When You Should Get Your Project Sponsor Involved | TechWell

When You Should Get Your Project Sponsor Involved

Project sponsor

Imagine you own Mirror Construction Company, and Carlos is one of your project managers.

One of your company’s projects is remodeling your own house. You decided to get that fancy kitchen you wanted. You detailed your requirements for Carlos and got cost and schedule estimates. Then you left town on vacation. 

Specifications call for a specific marble for the counters. When Carlos contacts the supplier, he discovers the desired marble is backordered and unavailable for four weeks. What should Carlos do?
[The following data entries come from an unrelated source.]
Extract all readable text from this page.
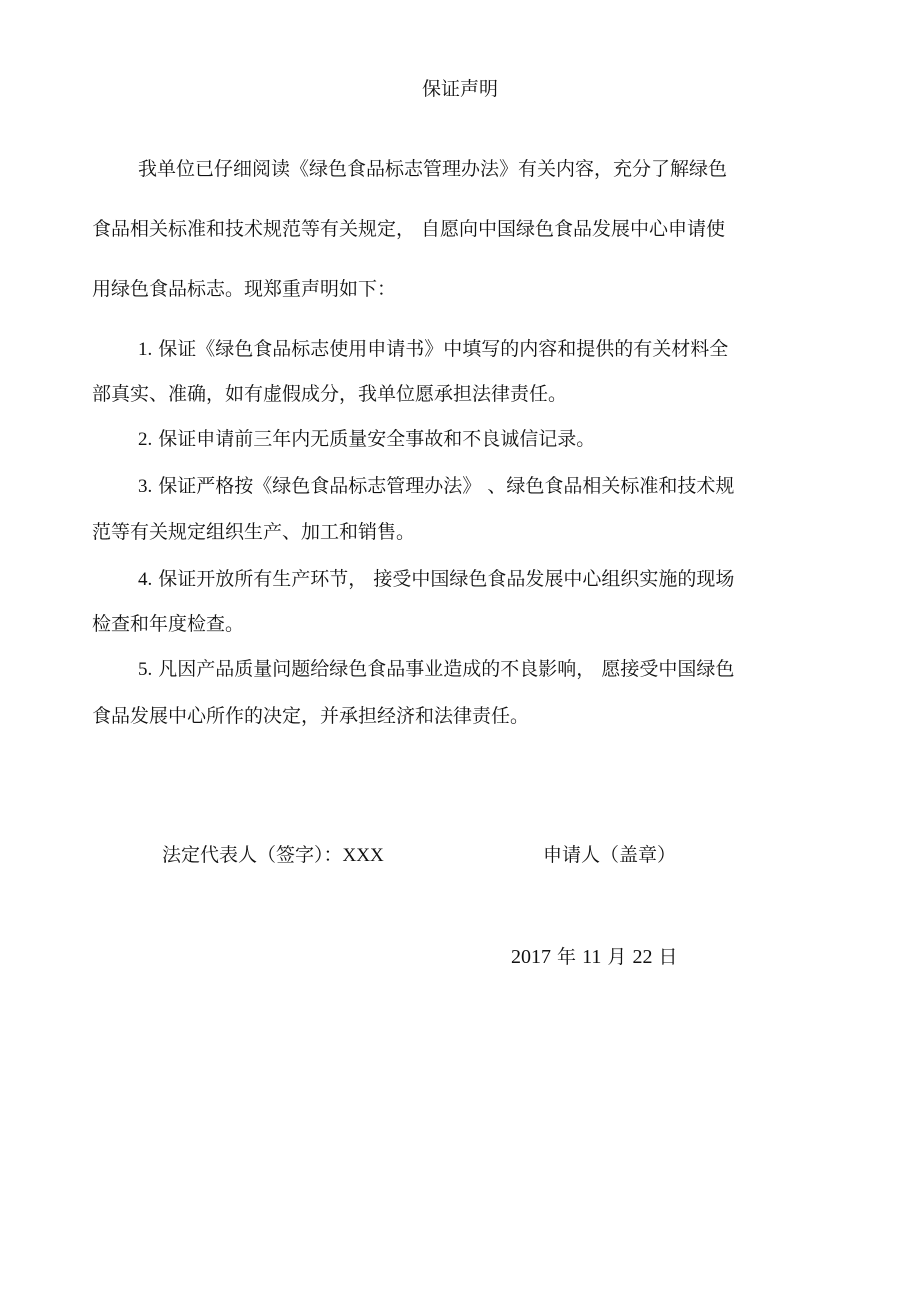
保证声明
我单位已仔细阅读《绿色食品标志管理办法》有关内容，充分了解绿色
食品相关标准和技术规范等有关规定， 自愿向中国绿色食品发展中心申请使
用绿色食品标志。现郑重声明如下：
1. 保证《绿色食品标志使用申请书》中填写的内容和提供的有关材料全
部真实、准确，如有虚假成分，我单位愿承担法律责任。
2. 保证申请前三年内无质量安全事故和不良诚信记录。
3. 保证严格按《绿色食品标志管理办法》 、绿色食品相关标准和技术规
范等有关规定组织生产、加工和销售。
4. 保证开放所有生产环节， 接受中国绿色食品发展中心组织实施的现场
检查和年度检查。
5. 凡因产品质量问题给绿色食品事业造成的不良影响， 愿接受中国绿色
食品发展中心所作的决定，并承担经济和法律责任。
法定代表人（签字）：XXX	申请人（盖章）
2017 年 11 月 22 日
A. Delay the project four weeks
B. Find marble available that is a close match and use that
C. Pay a $5,000 premium to obtain the marble on schedule from another source
D. Other

Multiple-choice tests are frustrating because the best answer is sometimes “It depends.” There is often missing context you can imagine that might favor one answer over another.

People tend to interpret this scenario in one of two ways:

  • If you assume the question meant “What would you (the owner) tell Carlos to do?” then whatever you answered is correct.
  • If you assume (as I intended) the question meant “What should Carlos do with this information?” then I think the best answer is “D.” In this case, the correct thing to do would be to contact you and find out what you want.

 Let’s consider this scenario again, except with one difference: the project will be done for one of your customers. What should Carlos do this time?

A. Delay the project four weeks
B. Find marble available that is a close match and use that
C. Pay a $5,000 premium to obtain the marble on schedule from another source
D. Discuss these options with the customer
E. Other

I’m asking what Carlos should do. I believe the best answer is “E,” which in this case would be “Contact you, as the owner of the company, to discuss which options to present to the customer.”

You are the project sponsor in both scenarios. Carlos is like the project manager. The customer is a very important stakeholder, but not the sponsor. Carlos may be missing important information:

  • You may have a big project starting next month that would compete with this one for resources if this project slipped
  • The customer may have a much larger project on the drawing board that you hope to bid on, and you may wish to avoid a cost overrun that might jeopardize that work. You might be inclined to absorb or heavily discount the $5,000 premium for the right marble

Project sponsors represent the strategic voice of the organization doing the project, and they should be consulted before any significant decisions are made to assure the decisions align with the organization’s goals.

Project managers get paid to identify options. Sponsors get paid to choose among them. Are your project managers making decisions that should be made by your sponsor?